Октябрьские идеологи говорят об идейном искусстве, объявляя все, что абстрактно <…> в этом смысле. Они глубоко правы. Я еще раз приведу в пример Сезанна, который всю жизнь работал лабораторно, но всю жизнь готовился к картине. Методы передвижнических мастеров слишком ничтожны, чтобы их взять за точку отправления. Поэтому серьезно работающему художнику еще до сих пор приходится работать лабораторно, чтобы дать настоящее произведение, достойное нашей великой эпохи. Также невозможно браться с кондачка за высокие темы и давать в лучшем случае серое среднее искусство (А. Герасимов, Бродский и пр.) или даже просто плохое (Ефанов, Соколов-Скаля).
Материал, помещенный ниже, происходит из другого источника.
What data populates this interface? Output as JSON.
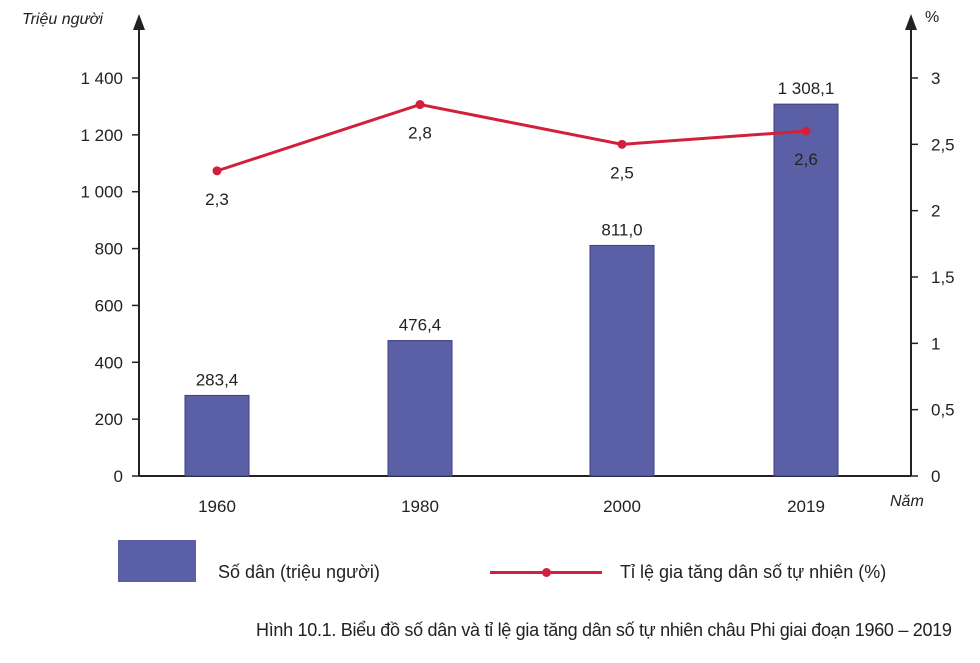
{
  "chart_data": {
    "type": "bar",
    "caption": "Hình 10.1. Biểu đồ số dân và tỉ lệ gia tăng dân số tự nhiên châu Phi giai đoạn 1960 – 2019",
    "categories": [
      "1960",
      "1980",
      "2000",
      "2019"
    ],
    "xlabel": "Năm",
    "y_left": {
      "label": "Triệu người",
      "range": [
        0,
        1400
      ],
      "ticks": [
        "0",
        "200",
        "400",
        "600",
        "800",
        "1 000",
        "1 200",
        "1 400"
      ]
    },
    "y_right": {
      "label": "%",
      "range": [
        0,
        3
      ],
      "ticks": [
        "0",
        "0,5",
        "1",
        "1,5",
        "2",
        "2,5",
        "3"
      ]
    },
    "series": [
      {
        "name": "Số dân (triệu người)",
        "type": "bar",
        "axis": "left",
        "values": [
          283.4,
          476.4,
          811.0,
          1308.1
        ],
        "labels": [
          "283,4",
          "476,4",
          "811,0",
          "1 308,1"
        ],
        "color": "#5b5fa6"
      },
      {
        "name": "Tỉ lệ gia tăng dân số tự nhiên (%)",
        "type": "line",
        "axis": "right",
        "values": [
          2.3,
          2.8,
          2.5,
          2.6
        ],
        "labels": [
          "2,3",
          "2,8",
          "2,5",
          "2,6"
        ],
        "color": "#d2203c"
      }
    ],
    "grid": false,
    "legend_position": "bottom"
  }
}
Эти художники лишены дара слова в искусстве, им чужда мысль о создании чистой, лишенной обывательщины высокой идеальной формы, а иногда это просто тупые профессионалы и карьеристы, любящие искусство, пока оно дает им блага жизни.
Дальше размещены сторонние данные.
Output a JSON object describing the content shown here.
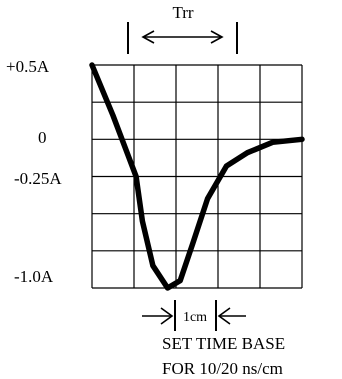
{
  "trr_label": "Trr",
  "y_labels": {
    "pos_half": "+0.5A",
    "zero": "0",
    "neg_quarter": "-0.25A",
    "neg_one": "-1.0A"
  },
  "division_label": "1cm",
  "instruction": {
    "line1": "SET TIME BASE",
    "line2": "FOR 10/20 ns/cm"
  },
  "waveform_points": [
    [
      0,
      0.5
    ],
    [
      0.5,
      0.16
    ],
    [
      1.05,
      -0.25
    ],
    [
      1.2,
      -0.55
    ],
    [
      1.45,
      -0.85
    ],
    [
      1.8,
      -1.0
    ],
    [
      2.1,
      -0.95
    ],
    [
      2.4,
      -0.7
    ],
    [
      2.75,
      -0.4
    ],
    [
      3.2,
      -0.18
    ],
    [
      3.7,
      -0.09
    ],
    [
      4.3,
      -0.02
    ],
    [
      5.0,
      0.0
    ]
  ],
  "reference_current_levels": [
    0.5,
    0,
    -0.25,
    -1.0
  ]
}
Когда я работаю, я в эти моменты живу всеми формами поэтики. Предмет, служащий мне моделью, перестает быть на это время таковым — будет ли это пейзаж, натюрморт, тело натурщицы и пр. Я люблю его, этот предмет, в каждом сантиметре его существа, я вижу изобилие тончайших оттенков цвета, и они во мне будят ощущения воспоминаний далекого прошлого, музыки, гармонии, мелодии. Все это не бред или патетические настроения, а непосредственно живое, связанное с душой того или иного предмета, который я пишу. Помешать в этот момент моей работе — значит убить, уничтожить то, без чего произведение не может быть полноценным. Это состояние привыкли называть вдохновением, экстазом и прочее, но так как я испытываю эти ощущения и не только, когда работаю, но и когда просто смотрю на вещи, то, следовательно, я непрестанно нахожусь в экстазе, и, я бы сказал, что всякий настоящий художник, также как и я, непрерывно функционирует. Для него нет минуты, в которую бы он оторвался от этой функции: сидит ли он за обедом — все для его глаза просится на холст, он непрерывно мысленно пишет на холсте, будет ли это одеванием утром после сна, белье, постель, умывальник, сонный человек — все это предметы для вдохновения.